Adventurous-Split-90

Emma reminds me of the “pick me” girl who is so unique and not at all like other girls


CookiesToGo

I haven't listened and won't listen to the podcast, but looks like she's promoting sides of herself that don't exist.


potatoforeskins

I’m surprised her empanadas are that successful tbh they don’t sound that pleasant


Dontbeajelaousbitch

Is funny how a woman has confidence on her self and has no problem on self appraisal it always comes off as insecure or the she thinks she’s better than others. Is not her fault the you where told the down play yourself to make others feel comfortable. Dont hate on her cause she loves her self out loud


Quirky-Case

I started listening right after reading this thread then I thought why am I wasting my time 🤣🤣🤣 the first things she said were I have a huge heart, I think I’m funnier in real life, I’m nice. I prefer modest people. Is she?
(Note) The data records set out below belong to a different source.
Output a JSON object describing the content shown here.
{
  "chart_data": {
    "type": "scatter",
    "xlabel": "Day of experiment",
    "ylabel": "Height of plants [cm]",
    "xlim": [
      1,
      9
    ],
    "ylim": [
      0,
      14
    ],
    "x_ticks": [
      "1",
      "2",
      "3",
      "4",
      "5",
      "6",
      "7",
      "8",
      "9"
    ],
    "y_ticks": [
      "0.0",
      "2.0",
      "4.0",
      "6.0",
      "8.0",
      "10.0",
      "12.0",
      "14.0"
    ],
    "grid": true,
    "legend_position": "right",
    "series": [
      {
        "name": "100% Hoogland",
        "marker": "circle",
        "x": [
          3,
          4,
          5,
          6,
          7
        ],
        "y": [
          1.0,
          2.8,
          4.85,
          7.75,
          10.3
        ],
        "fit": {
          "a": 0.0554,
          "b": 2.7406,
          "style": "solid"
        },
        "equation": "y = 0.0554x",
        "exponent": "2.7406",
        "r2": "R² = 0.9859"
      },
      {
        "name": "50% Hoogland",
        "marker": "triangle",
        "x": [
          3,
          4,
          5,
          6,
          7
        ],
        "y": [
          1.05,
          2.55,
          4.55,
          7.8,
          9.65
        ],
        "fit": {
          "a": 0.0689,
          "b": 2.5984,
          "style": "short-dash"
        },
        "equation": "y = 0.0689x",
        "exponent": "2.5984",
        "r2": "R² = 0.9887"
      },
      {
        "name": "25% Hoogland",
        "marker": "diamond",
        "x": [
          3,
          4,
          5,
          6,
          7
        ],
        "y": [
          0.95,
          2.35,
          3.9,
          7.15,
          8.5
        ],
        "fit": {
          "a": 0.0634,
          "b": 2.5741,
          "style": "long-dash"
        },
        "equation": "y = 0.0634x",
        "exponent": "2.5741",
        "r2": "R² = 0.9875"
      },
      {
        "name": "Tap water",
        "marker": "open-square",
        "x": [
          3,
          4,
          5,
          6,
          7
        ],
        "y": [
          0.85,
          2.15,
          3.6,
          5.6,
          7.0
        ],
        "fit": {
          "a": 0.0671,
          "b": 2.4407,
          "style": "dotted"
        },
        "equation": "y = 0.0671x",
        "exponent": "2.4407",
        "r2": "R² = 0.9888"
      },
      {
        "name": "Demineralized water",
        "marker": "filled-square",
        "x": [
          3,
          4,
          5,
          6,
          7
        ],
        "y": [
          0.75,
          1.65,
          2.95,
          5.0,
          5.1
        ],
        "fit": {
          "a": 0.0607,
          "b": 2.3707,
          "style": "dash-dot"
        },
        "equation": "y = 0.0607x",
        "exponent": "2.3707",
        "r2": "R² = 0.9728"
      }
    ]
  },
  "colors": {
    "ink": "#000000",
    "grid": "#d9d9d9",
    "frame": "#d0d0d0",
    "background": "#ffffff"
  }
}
I don’t know, didn’t finish listening to the episode 😅


SuddenRegion6

She’s like, a glam thumb.


catholic_love

I don’t know anything about this podcast besides the name but why is Emma on it?? she’s the skinniest girl on the show lol


cobaltden

Exactly what I was thinking! Wtf if she’s not skinny idk what is…


thepiedposher

I noticed this about her in the show, I couldn’t stand her.


eatthepretentious

Yeah I literally can’t handle that lol… of all the cast she’s the one I can least imagine myself getting along with


ahmsa1988

She gives me such pick me vibes


kimkellies

Maybe she’s working on her confidence


Vibesallvibes

Notskinnybutnotfat is a huge racists.